There is a lot of economic news out there to digest. Unlike the first half of the year, which seemed to be more about the capricious tradewinds of momentum and less about the underlying fundamentals, what happens in the second half could largely be a function of those monthly jobs, inflation and related numbers. They will be influencing Fed deliberations on monetary policy as well as guidance from corporate management teams on how we should understand the impact of higher prices, at both the wholesale and retail level, on profit margins. If there is a mantra for market performance in the months ahead it might be simply this: Macro Matters.
Finding Joy in the Mediocre
The jobs report this morning was the last bit of monthly employment information the Fed will have to consider at the next Federal Open Market Committee (FOMC) meeting in the middle of the month. It was a mediocre result: economists expected to see 650,000 payroll additions and got 559,000 instead, with some modest growth in hourly wages. That’s just fine, as far as the market is concerned. A blowout ADP Employment Survey yesterday of 978,000 new jobs raised expectations that today’s BLS report might also surprise to the upside. That would immediately raise the specter of an overheating economy and bolster expectations of one of the dreaded t-words – tapering or tightening – happening sooner rather than later.
But a dismal underperformance of payrolls along this lines of last month’s 278,000 fizzle would also have been a wet blanket, fanning fears of a truly dysfunctional jobs market where help wanted signs go unfilled, restaurants desperately seek kitchen staff and everybody demands to be paid in cash (nudge nudge, wink wink). Nobody likes numbers that are really hard to explain in common-sense ways. So the actual outcome – a bit soft but not too soft – is a Candide-like best of all possible worlds for Mr. Market.
Your Prices and the Fed’s Prices (They Are Different)
Next up: inflation. The Consumer Price Index for May comes out next Thursday. The headline CPI is expected to increase by 4.6 percent on a year-on-year basis, with the core measure that excludes the volatile categories of food and energy due to rise by 3.4 percent. Both of those are comfortably the highest figures in more than a decade. While this report will come out in time for the Fed to digest it at the mid-month FOMC meeting, the CPI is not the Fed’s preferred gauge of inflation. That would be the core (again, excluding food and energy) Personal Consumption Expenditure (PCE) index, the next reading of which comes out on June 25.

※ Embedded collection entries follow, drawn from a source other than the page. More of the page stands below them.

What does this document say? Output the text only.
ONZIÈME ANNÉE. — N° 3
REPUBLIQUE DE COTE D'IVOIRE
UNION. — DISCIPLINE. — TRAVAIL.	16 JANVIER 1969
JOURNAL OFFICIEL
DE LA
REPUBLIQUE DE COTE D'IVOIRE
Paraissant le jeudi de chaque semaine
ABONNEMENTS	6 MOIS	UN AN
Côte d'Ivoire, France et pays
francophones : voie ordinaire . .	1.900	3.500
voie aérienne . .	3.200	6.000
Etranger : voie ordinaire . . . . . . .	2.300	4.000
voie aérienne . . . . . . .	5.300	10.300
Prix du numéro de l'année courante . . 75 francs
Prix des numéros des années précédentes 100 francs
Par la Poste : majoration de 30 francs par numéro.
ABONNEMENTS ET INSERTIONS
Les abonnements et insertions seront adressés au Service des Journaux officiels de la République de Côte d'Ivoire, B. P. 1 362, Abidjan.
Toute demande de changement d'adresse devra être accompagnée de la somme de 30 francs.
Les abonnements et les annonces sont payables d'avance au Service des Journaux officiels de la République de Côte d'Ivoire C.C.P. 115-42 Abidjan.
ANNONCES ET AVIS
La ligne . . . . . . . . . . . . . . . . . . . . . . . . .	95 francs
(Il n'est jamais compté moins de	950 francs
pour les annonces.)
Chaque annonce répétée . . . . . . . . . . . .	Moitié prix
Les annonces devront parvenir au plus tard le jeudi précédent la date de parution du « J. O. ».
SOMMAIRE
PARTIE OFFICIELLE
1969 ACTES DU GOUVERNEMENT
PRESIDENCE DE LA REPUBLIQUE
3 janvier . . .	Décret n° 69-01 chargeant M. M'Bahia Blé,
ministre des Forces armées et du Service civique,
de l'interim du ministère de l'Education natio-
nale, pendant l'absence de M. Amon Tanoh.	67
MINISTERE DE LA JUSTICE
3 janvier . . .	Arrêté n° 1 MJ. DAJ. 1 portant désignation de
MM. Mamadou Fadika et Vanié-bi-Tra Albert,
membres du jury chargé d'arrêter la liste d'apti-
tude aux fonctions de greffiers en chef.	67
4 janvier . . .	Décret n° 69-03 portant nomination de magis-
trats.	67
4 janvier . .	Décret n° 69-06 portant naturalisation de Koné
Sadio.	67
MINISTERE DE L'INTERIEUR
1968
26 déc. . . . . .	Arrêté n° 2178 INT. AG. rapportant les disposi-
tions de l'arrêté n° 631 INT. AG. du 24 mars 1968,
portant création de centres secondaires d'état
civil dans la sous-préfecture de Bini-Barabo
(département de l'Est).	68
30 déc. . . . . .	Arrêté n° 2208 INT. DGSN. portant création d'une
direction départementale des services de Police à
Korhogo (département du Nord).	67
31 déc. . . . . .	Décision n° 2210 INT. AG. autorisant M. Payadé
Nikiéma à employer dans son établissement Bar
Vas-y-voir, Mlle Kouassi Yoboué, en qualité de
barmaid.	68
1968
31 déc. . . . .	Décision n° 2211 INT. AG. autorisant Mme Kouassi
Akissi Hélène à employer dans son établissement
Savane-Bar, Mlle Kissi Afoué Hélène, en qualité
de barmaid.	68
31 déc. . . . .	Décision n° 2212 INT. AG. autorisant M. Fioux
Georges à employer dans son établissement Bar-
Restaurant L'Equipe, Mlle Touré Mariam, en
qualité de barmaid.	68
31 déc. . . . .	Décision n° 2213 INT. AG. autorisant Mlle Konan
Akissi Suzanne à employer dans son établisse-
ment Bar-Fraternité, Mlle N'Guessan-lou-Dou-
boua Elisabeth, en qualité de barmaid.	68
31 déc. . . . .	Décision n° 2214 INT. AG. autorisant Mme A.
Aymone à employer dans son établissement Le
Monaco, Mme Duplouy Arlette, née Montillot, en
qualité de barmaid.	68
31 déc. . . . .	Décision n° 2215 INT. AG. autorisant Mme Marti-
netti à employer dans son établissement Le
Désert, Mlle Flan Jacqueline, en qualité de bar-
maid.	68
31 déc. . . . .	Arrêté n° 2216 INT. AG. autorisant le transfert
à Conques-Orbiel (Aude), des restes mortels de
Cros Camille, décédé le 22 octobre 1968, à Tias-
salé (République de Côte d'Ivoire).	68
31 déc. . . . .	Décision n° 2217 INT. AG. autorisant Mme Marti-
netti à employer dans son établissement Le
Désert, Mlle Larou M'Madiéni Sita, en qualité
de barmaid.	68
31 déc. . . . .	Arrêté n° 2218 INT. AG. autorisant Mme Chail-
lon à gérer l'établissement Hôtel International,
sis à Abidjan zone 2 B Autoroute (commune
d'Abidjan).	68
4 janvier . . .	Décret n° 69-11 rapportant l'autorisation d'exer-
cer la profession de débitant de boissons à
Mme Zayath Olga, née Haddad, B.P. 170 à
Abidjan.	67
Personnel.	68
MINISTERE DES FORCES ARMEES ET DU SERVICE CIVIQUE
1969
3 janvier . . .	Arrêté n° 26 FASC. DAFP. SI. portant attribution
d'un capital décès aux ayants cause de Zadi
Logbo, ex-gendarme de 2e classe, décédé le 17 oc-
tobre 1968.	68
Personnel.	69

For you – assuming you are a person who buys groceries every week and fills up the car with gas on a regular basis – that headline CPI number of 4.6 percent is much more relevant than the core PCE figure the mandarins in the Eccles Building will pore over during the FOMC meeting. Crude oil prices are up more than 40 percent since the beginning of this year. The UN Food and Agriculture Organization’s food price index is up more than 40 percent from its level one year ago. You are feeling the impact of this kind of inflation every time you go to the store. If you are a sharp consumer you may even be onto a little trick one of our colleagues here referred to the other day as “size-flation.” That’s when you seem to pay the same price for something as you are used to, but there is actually less of that “thing” in the box or bottle or what have you – 16 ounces when there used to be 20, or three quarters of a pound versus the old one pound standard. Keep your eyes open!
What Goes Around
The Fed has been serenely complacent about inflation for many months now, and it is extremely unlikely that Jay Powell will start complaining about cereal prices at the post-FOMC press conference in a couple weeks. Sooner or later, though, the inflation numbers that matter for you and me are going to matter to Powell and his colleagues as well. Prices flow through a value chain that starts with basic raw materials and other input costs, and end up as what we pay at the register. Companies at each stage of production and distribution have choices to make as to whether they can absorb price increases into their own profit & loss accounts or try to pass them onto the next stage of the chain.
When they absorb the costs it impacts profit margins – a figure analysts are keenly focused on during corporate earnings season. When they pass them on they run the risk of losing customers and market share. At some point it becomes clear that higher prices are having a meaningful economic impact. If it goes on for too long – if it looks to be a driving force in a longer economic cycle rather than a transitory phenomenon – then the Fed will have to act accordingly. The so-called “Fed put” – the assurance that the central bank can paper over any disruption in stock market prices with more easy money – will be far out of the money.
There are plenty of other variables swirling around this mix, more than we can cover in this brief commentary. Fear not, there will be much more to say about this in the weeks ahead. Macro matters.